Optimized Identity-Based Encryption from Bilinear Pairing for Lightweight Devices
Lightweight devices such as smart cards and RFID tags have a very limited hardware resource, which could be too weak to cope with asymmetric-key cryptography. It would be desirable if the cryptographic algorithm could be optimized in order to better use hardware resources. In this paper, we demonstrate how identity-based encryption algorithms from bilinear pairing can be optimized so that hardware resources can be saved. We notice that the identity-based encryption algorithms from bilinear pairing in the literature must perform both elliptic curve group operations and multiplicative group operations, which consume a lot of hardware resources. We manage to eliminate the need of multiplicative group operations for encryption.
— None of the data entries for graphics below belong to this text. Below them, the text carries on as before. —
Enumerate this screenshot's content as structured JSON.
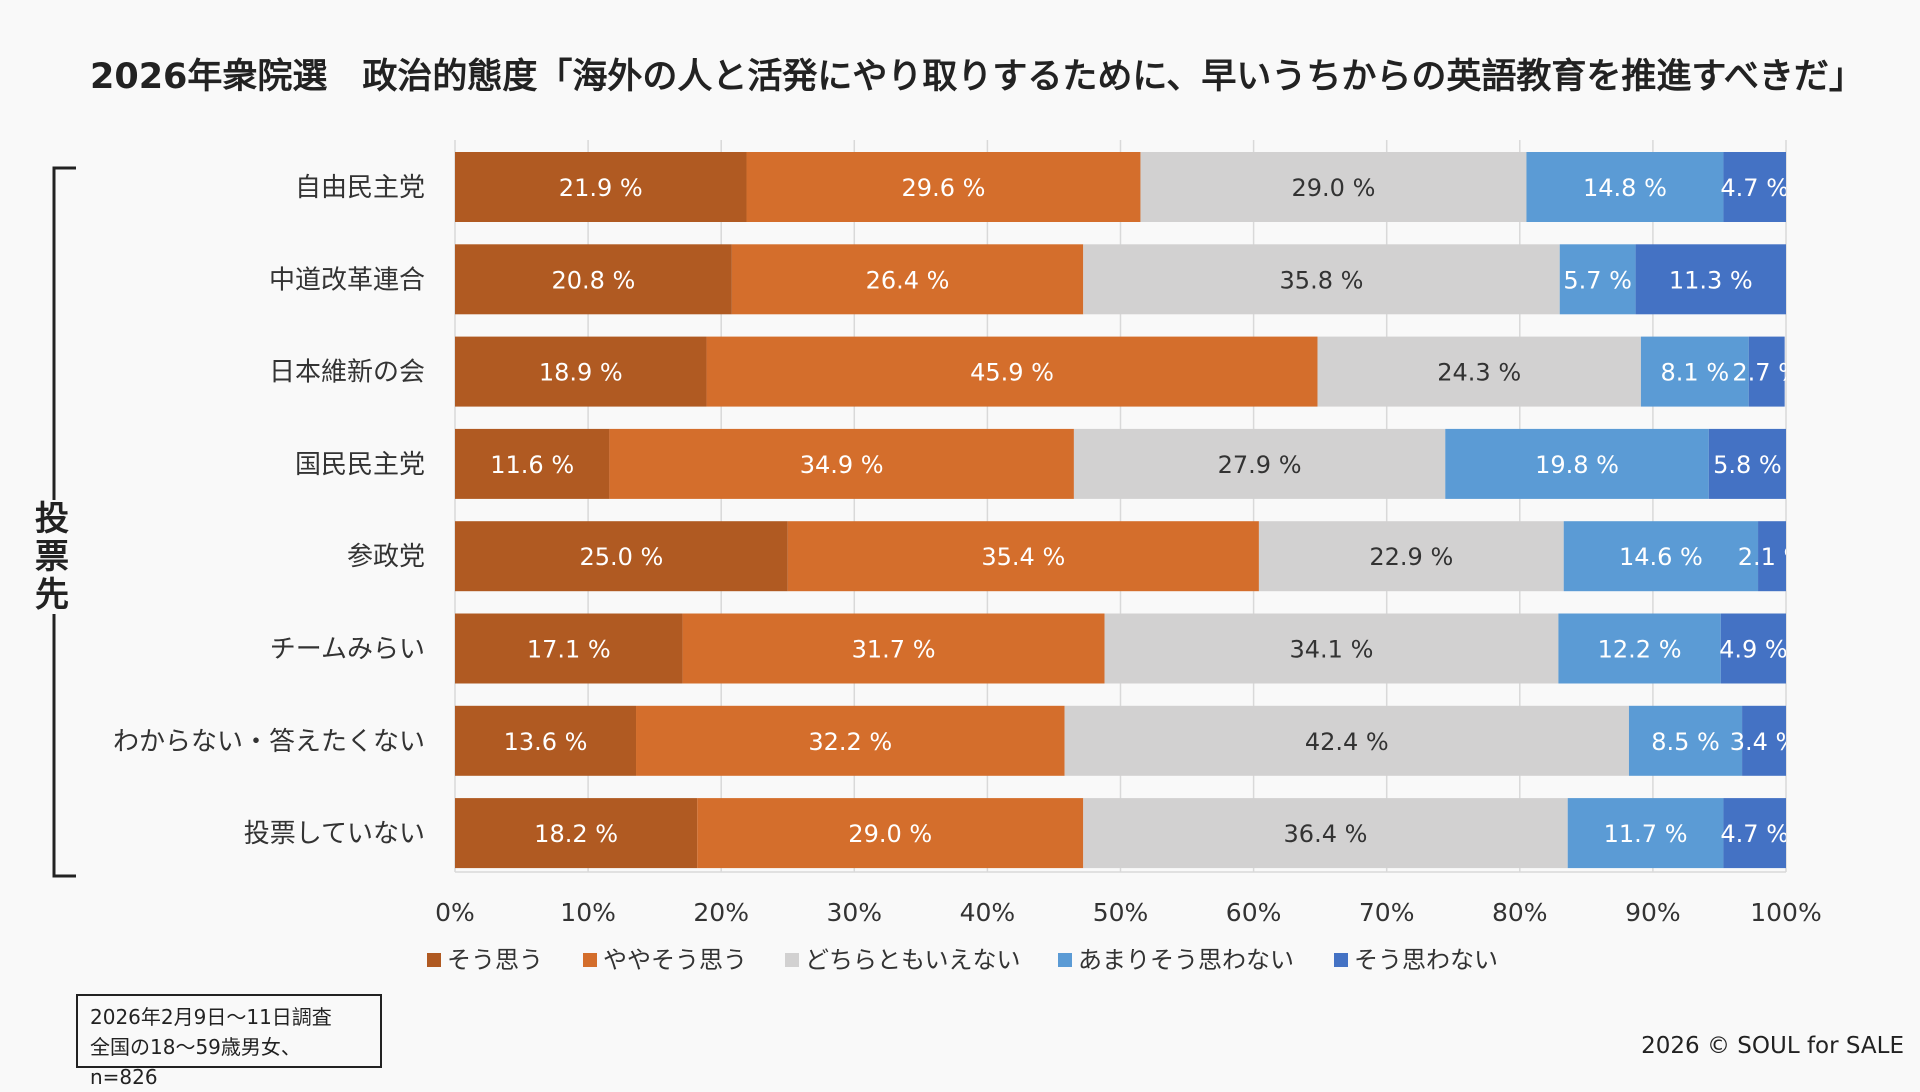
{
  "chart_data": {
    "type": "bar",
    "orientation": "horizontal-stacked-100",
    "title": "2026年衆院選　政治的態度「海外の人と活発にやり取りするために、早いうちからの英語教育を推進すべきだ」",
    "group_label": "投票先",
    "categories": [
      "自由民主党",
      "中道改革連合",
      "日本維新の会",
      "国民民主党",
      "参政党",
      "チームみらい",
      "わからない・答えたくない",
      "投票していない"
    ],
    "series": [
      {
        "name": "そう思う",
        "color": "#b05a22",
        "label_color": "#ffffff",
        "values": [
          21.9,
          20.8,
          18.9,
          11.6,
          25.0,
          17.1,
          13.6,
          18.2
        ]
      },
      {
        "name": "ややそう思う",
        "color": "#d46e2c",
        "label_color": "#ffffff",
        "values": [
          29.6,
          26.4,
          45.9,
          34.9,
          35.4,
          31.7,
          32.2,
          29.0
        ]
      },
      {
        "name": "どちらともいえない",
        "color": "#d2d1d1",
        "label_color": "#333333",
        "values": [
          29.0,
          35.8,
          24.3,
          27.9,
          22.9,
          34.1,
          42.4,
          36.4
        ]
      },
      {
        "name": "あまりそう思わない",
        "color": "#5b9bd5",
        "label_color": "#ffffff",
        "values": [
          14.8,
          5.7,
          8.1,
          19.8,
          14.6,
          12.2,
          8.5,
          11.7
        ]
      },
      {
        "name": "そう思わない",
        "color": "#4472c4",
        "label_color": "#ffffff",
        "values": [
          4.7,
          11.3,
          2.7,
          5.8,
          2.1,
          4.9,
          3.4,
          4.7
        ]
      }
    ],
    "value_suffix": " %",
    "xlim": [
      0,
      100
    ],
    "x_ticks": [
      "0%",
      "10%",
      "20%",
      "30%",
      "40%",
      "50%",
      "60%",
      "70%",
      "80%",
      "90%",
      "100%"
    ],
    "legend_position": "bottom",
    "grid": true
  },
  "notes": {
    "survey_line1": "2026年2月9日〜11日調査",
    "survey_line2": "全国の18〜59歳男女、n=826",
    "copyright": "2026 © SOUL for SALE"
  }
}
This is a significant discovery since the hardware structure can be simplified for implementing pairing-based cryptography. Our experimental results show that our encryption algorithm saves up to 47 percent memory (27,239 RAM bits) in FPGA implementation.
Guo, F., Mu, Y., Susilo, W., Hsing, H., Wong, D. & Varadharajan, V. (2017). Optimized Identity-Based Encryption from Bilinear Pairing for Lightweight Devices. IEEE Transactions on Dependable and Secure Computing, 14 (2), 211-220.